Imagine you’re seeing your primary care doctor for a routine checkup. Your doctor asks you a series of questions about how you’ve been feeling, performs a few routine tests, and maybe wants to talk about the results of your recent blood test. Your visit ends with the doctor referring you to a cardiologist and urging you to make an appointment to talk about your heart.
Should you be concerned? Not necessarily.
“It’s very common,” says Abed Asfour, M.D., director of interventional cardiology at Beaumont Hospital, Trenton. “Most of our patients are referrals.”
Generally speaking, heart specialists will start you out with a physical exam, including blood work to measure cholesterol and blood-sugar levels. Depending on your background, you may undergo tests to look for inflammation in your blood vessels. Or be asked to perform an exercise stress test while monitoring your EKG levels.
Depending on how you do, you’ll either be referred for further testing, or sent back to your primary care doc if there are no issues.
There are four main reasons physicians refer patients to heart specialists:
Established Diseases
Many patients who are referred to cardiologists are older people with a history of things like congestive heart failure, heart attacks or atrial fibrillation, otherwise known as irregular heart rhythms, Dr. Asfour says. Men are typically at high risk for these events a decade earlier than women.

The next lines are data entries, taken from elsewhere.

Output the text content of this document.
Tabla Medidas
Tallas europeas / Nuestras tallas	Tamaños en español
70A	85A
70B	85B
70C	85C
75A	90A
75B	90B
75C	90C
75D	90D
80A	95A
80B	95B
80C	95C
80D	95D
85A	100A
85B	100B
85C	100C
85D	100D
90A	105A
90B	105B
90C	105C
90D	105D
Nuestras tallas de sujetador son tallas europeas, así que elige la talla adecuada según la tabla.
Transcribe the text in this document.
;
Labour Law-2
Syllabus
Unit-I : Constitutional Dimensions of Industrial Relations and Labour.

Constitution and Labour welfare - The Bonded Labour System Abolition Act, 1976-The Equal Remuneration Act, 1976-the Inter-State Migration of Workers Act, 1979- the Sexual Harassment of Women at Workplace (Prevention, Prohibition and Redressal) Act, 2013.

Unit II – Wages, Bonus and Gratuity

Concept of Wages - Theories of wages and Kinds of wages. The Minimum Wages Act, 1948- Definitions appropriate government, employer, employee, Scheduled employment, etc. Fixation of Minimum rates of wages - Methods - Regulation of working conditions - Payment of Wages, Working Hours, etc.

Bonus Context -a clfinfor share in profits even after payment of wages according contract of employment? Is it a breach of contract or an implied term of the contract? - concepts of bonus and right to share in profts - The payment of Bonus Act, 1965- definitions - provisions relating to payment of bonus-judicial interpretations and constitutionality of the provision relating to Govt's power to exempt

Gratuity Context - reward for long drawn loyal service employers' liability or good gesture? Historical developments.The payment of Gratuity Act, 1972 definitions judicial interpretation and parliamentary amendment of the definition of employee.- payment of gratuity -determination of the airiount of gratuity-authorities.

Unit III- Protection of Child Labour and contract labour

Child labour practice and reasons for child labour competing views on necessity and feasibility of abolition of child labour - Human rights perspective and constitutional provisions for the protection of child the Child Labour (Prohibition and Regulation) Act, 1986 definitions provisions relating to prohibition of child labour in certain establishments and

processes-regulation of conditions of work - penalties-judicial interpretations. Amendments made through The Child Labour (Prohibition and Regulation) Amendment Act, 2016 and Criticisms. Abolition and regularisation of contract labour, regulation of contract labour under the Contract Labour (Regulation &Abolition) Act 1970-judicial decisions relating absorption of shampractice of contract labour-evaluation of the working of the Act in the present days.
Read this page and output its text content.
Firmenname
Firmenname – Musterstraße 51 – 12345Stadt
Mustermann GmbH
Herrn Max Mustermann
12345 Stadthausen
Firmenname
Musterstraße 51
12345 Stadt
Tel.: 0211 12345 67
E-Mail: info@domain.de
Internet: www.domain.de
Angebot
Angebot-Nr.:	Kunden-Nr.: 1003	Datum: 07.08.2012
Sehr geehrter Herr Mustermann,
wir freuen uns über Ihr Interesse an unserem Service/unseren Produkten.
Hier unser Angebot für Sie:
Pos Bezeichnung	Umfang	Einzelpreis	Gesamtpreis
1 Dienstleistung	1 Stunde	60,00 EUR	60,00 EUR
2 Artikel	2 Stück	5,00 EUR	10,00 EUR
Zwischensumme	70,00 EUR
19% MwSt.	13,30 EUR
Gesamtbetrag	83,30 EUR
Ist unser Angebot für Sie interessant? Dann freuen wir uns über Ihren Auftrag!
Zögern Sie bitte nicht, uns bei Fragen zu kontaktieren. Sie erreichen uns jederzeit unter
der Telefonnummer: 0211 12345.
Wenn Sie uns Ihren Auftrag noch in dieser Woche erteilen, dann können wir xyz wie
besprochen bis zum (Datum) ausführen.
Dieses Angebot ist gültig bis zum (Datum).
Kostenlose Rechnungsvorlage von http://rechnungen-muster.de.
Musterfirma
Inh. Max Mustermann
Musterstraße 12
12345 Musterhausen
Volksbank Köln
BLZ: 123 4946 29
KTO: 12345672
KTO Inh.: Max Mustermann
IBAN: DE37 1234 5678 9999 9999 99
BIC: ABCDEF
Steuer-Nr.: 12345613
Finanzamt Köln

“They strike every age, but they’re worse as women get older than 60 years of age,” he says. “In the post-menopausal age, they catch their male counterparts.”
Risk Factors
Multiple risk factors such as high blood pressure or cholesterol levels, being diabetic or smoking are all grounds for a referral to a heart doctor. So are things like being obese or overweight, a lack of physical activity and an unhealthy diet.
Family History
You could be fit as a fiddle. But if your parents or any siblings have a history of heart disease, a family physician will want you to get checked out.
A specialist will likely ask about things like worsening shortness of breath, unexplained dizziness following exertion, or tightness in your chest. And they might perform a treadmill stress test or calcium scoring to assess calcium deposits on your coronary arteries.
“In my practice, I would say one out of four patients may need further cardiac work,” Dr. Asfour says.
Pregnancy complications
Having pregnancy-related complications such as gestational diabetes or preeclampsia increases the risk of future cardiac complications.
“Women in general have a very wide array and wide range of symptoms that could mimic other conditions, and it could be more related to the heart,” Dr. Asfour says. “Women often present more complex symptoms that can be challenging to diagnose.” challenge us more with the description of symptoms.”
When it comes to maintaining good heart health, the golden rules of health apply: Eat well, get an average of 30 minutes or more of exercise per day, aim for eight hours of sleep a night and avoid smoking.
“I use the metaphor, taking care of your health is like a good investment,” Dr. Asfour says. “If you do not invest in it, it’s unfortunately going to pay back in a bad way with symptoms and presentation of coronary artery disease.”